Borrowed from Latin/French words meaning "selected" or "elite," used as a positive attribute name.
Elite descends from the Latin verb *eligere* — to choose, to select, to pick out from among many — via the Old French *élite*, which referred originally to warriors or clergy who had been specially elected or set apart for high purpose. The French noun entered English in the 18th century to describe ruling classes and chosen groups, and for two centuries it remained strictly a noun of social analysis, carrying both admiration and critique depending on who wielded it. As a given name, Elite represents the modern aspiration-naming tradition that gained momentum in American English-speaking communities beginning in the 1990s and accelerating through the 2000s — the practice of conferring upon a child, at the moment of naming, an identity and an ambition simultaneously.

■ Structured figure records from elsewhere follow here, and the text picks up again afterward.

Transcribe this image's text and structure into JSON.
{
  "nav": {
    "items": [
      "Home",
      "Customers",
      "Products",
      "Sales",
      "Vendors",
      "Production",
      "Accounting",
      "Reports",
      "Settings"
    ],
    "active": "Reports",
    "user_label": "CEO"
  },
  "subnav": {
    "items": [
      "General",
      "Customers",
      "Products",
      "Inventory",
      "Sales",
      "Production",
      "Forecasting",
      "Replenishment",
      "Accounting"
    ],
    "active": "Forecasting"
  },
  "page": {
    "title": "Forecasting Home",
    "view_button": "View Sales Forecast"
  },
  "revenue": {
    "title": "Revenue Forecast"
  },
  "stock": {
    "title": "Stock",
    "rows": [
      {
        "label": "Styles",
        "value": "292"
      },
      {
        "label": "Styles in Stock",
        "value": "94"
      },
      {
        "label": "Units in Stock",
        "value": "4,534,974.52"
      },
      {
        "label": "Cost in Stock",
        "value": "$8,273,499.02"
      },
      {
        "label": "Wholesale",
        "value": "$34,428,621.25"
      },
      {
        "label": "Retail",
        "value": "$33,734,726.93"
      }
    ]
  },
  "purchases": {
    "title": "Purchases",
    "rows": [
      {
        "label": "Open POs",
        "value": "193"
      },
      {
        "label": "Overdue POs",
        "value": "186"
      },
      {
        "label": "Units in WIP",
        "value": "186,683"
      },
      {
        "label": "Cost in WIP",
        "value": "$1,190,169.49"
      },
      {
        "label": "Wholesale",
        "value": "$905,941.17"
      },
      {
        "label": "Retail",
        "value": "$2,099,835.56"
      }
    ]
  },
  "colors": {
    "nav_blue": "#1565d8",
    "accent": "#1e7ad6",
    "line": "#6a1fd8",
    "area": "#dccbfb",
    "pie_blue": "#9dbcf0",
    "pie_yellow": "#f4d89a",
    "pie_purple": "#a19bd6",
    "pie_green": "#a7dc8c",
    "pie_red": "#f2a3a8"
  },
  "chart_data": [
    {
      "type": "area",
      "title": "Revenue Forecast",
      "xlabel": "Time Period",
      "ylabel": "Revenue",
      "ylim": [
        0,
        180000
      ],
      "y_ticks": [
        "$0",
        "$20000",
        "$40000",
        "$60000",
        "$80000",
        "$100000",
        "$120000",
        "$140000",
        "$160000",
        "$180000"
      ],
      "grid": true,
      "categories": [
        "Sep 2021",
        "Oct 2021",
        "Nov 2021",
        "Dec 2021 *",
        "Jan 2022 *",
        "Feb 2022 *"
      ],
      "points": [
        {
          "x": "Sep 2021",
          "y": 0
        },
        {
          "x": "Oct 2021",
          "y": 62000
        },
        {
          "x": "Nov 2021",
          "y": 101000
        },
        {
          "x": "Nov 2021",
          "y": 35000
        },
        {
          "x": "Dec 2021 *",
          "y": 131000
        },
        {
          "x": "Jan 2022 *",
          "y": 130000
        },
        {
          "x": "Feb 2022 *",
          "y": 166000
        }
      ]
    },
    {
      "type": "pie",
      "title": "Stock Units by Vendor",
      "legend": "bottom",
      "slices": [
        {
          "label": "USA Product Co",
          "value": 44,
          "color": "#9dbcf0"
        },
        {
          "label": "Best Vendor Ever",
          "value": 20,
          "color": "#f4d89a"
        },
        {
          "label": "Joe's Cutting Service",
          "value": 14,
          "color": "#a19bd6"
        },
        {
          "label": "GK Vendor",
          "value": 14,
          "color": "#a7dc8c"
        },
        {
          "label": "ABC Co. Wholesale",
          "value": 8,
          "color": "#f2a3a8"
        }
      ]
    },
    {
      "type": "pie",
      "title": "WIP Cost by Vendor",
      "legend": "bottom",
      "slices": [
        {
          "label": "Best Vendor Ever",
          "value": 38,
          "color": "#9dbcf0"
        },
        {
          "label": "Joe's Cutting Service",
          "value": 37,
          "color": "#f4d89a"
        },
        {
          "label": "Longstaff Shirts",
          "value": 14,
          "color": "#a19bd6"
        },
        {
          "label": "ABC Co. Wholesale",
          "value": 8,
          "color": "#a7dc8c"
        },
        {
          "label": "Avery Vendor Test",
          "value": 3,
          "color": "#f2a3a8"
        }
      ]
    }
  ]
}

Names like Royal, Legend, and Major belong to the same family; Elite is among the most unambiguous of them, a single word that functions as both description and aspiration. In this sense it echoes an older tradition: Puritan names like Praise-God or Chosen carried the same directness of intent, a refusal to encode meaning in etymology when plain statement would do. Elite has found particular warmth in communities that value distinction and achievement as explicit, celebrated virtues rather than quiet assumptions.
It is a name that announces rather than whispers, and it tends to attract parents who want their child to feel, from the first time they hear their own name called, that they were chosen for something. Whether that weight becomes a gift or a pressure is, as with all aspirational names, a story that only the child can eventually write.